Another disappointment

Saturday it was time for Lucy to take her theory driving test again. It would be the fifth time. The exam consists of two parts: hazard perception (clicking in time to avoid hazards on the road whilst watching videos of real driving) and multiple choice theory. In the past she has always passed one part while failing the other, normally by just a few marks. It has been a terribly frustrating and stressful time for her. 

As an autistic person she actually is quite able to drive a car, even a manual one. Granted it has taken her a long time and many lessons to learn, using an instructor experienced teaching those with special needs, but we have been very impressed with what she has achieved. We don't actually want her to drive because of the cost and because she has a freedom pass that allows her to travel free on buses and trains. However her determination to get what she sees as independence through having the freedom to drive, in fact every young person's dream, is admirable and we are actually very proud of her. Especially since she has been paying for the lessons herself, making good use of her benefit money. 

She cannot get her licence without first passing the theory test. So it is attempt five now. After the last failure I called the dvlc company responsible for running these tests, to find out if there was a way to accommodate someone like Lucy given she has difficulty comprehending the multiple choice questions despite knowing very well what the rules are. Her difficulty is understanding what they want to know. Why do they keep saying it in different ways? She just remembers how they ask a particular question, what words they use to see if she knows who has right of way, or what a particular sign means she has to do, or whether she needs to be careful up ahead. She knows all this, and is a very safe driver as a result. However, the tester tries to be clever so as not to ask the same question in the same way every time! You know, this can ONLY disadvantage someone like Lucy. It does not mean "aha, see she didn't really know how to obey rules!"  No, it just means that you are messing with her head, and whereas she totally understands what the answer is if you ask her one way, she will process it as a completely different question if you rephrase it. And this doesn't mean she doesn't understand how to obey the rules of the road!

How horrible must that be. It is like learning something in one language and being tested on it in another language. How unfair for Lucy. So I tried to address this by calling the test centre. I wanted there to be someone who could rephrase the questions for Lucy without actually telling her the answer. Despite my protestations all they are allowed to do is provide a "reader" who can't rephrase and extra time to do the exam. Well Lucy has no troubke reading, it is comprehending! In the end I just went for extra time. It can't hurt. 

As it turned out we could only get 8am last Saturday and it was a long time booking in advance. So by the time the exam came there was plenty time since the last failure for Lucy to get herself well wound up. She was more negative than usual, this time claiming she would fail.

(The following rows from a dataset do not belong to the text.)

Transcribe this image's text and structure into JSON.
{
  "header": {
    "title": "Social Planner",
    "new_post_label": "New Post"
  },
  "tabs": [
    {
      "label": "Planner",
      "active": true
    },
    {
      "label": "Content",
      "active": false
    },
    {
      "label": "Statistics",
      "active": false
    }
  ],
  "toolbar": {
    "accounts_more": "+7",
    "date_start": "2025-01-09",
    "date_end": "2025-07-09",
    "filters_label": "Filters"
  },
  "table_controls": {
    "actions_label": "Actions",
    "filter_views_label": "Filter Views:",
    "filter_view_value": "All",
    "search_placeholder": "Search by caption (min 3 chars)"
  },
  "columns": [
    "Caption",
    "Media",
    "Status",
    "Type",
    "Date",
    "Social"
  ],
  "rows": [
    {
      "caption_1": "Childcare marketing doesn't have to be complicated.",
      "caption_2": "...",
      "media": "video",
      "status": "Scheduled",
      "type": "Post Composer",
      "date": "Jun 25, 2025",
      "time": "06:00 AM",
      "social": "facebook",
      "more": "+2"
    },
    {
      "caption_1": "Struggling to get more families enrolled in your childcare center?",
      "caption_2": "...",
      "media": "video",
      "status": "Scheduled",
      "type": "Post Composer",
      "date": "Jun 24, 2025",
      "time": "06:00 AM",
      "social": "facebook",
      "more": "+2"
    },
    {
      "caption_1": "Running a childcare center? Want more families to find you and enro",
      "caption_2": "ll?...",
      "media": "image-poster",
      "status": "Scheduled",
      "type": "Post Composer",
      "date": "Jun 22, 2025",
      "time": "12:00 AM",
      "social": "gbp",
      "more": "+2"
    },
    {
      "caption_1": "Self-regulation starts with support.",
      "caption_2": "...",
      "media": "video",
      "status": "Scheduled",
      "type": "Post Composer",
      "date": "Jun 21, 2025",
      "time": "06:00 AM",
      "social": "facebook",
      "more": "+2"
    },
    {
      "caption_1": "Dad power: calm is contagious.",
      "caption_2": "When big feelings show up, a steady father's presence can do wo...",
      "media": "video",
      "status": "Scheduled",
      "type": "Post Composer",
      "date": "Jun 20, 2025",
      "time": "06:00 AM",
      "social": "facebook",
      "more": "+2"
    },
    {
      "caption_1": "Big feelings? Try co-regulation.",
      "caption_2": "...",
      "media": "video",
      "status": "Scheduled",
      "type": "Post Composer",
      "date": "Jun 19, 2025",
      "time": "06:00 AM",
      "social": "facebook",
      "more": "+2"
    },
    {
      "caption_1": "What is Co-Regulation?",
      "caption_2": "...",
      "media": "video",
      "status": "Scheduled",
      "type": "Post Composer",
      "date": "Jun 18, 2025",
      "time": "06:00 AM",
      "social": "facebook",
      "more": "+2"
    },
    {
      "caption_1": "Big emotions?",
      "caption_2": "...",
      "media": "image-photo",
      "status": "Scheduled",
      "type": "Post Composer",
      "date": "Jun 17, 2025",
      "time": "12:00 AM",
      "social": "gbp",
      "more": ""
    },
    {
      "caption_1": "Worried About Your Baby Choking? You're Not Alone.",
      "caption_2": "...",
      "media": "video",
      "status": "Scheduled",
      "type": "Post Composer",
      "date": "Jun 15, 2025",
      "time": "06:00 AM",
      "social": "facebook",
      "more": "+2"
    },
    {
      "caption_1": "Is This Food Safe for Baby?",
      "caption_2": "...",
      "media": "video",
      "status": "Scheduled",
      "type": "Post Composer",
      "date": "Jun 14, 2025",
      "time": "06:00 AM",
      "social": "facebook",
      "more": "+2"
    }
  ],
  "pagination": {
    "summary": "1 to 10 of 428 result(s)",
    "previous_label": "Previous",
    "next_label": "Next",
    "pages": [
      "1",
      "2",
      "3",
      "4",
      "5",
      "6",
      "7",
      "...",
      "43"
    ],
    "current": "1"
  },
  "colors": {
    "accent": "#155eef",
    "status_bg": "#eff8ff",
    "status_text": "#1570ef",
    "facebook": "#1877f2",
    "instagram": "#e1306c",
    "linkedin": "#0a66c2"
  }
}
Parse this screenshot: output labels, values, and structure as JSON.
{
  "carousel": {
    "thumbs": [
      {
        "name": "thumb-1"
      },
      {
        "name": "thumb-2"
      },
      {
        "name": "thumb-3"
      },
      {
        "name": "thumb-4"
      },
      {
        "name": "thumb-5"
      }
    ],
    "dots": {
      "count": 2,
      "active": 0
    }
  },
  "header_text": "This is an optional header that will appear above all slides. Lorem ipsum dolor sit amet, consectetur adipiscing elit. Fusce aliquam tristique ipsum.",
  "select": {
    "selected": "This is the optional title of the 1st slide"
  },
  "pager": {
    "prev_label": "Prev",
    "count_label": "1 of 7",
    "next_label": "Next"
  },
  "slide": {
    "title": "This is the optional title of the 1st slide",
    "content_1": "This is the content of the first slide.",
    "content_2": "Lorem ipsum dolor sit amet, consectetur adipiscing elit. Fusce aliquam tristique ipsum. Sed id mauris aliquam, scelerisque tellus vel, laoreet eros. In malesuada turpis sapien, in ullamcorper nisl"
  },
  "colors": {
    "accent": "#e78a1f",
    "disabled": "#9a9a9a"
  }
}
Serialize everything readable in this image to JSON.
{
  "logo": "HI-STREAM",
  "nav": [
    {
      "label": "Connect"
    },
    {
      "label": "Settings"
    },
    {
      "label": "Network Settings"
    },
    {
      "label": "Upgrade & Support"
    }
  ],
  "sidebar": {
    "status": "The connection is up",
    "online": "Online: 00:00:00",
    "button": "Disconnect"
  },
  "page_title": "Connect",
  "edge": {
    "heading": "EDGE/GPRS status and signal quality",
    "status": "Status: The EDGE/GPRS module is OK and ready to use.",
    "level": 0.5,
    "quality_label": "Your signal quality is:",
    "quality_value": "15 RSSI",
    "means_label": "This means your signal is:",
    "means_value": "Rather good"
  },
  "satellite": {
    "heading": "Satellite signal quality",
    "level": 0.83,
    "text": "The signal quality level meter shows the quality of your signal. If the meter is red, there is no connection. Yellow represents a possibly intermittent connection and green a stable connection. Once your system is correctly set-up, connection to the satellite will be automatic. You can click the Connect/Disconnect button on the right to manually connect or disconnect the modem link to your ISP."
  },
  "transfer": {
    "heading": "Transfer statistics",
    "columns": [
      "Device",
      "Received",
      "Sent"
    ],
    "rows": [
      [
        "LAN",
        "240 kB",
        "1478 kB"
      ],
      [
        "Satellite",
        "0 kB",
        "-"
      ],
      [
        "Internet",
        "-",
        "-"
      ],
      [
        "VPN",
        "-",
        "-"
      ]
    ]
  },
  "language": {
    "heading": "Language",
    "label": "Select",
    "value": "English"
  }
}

Unfortunately when you go in with this attitude it usually becomes reality. She did not sleep much on the Friday night and as a result(I think) managed to fail her hazard perception. No excuses really for that. I also found this a very difficult test. It is normally touch and go if you get enough points, but she did quite badly. Probably because she was tired and not alert. Shame because she managed to pass the theory! So once again for the fifth time a disappointment for Lucy, and still she plods on, hoping as ever that she will drive a car soon. 

On the Sunday we passed by the local used car place and she stopped and showed me which car she would like to buy. I imagined her one day driving it, being independent, with some kind of job that makes her feel like a normal adult and a useful person, with a bit of confidence to deal with the world. It was all I could do to stop myself welling up, as we linked arms and walked home together.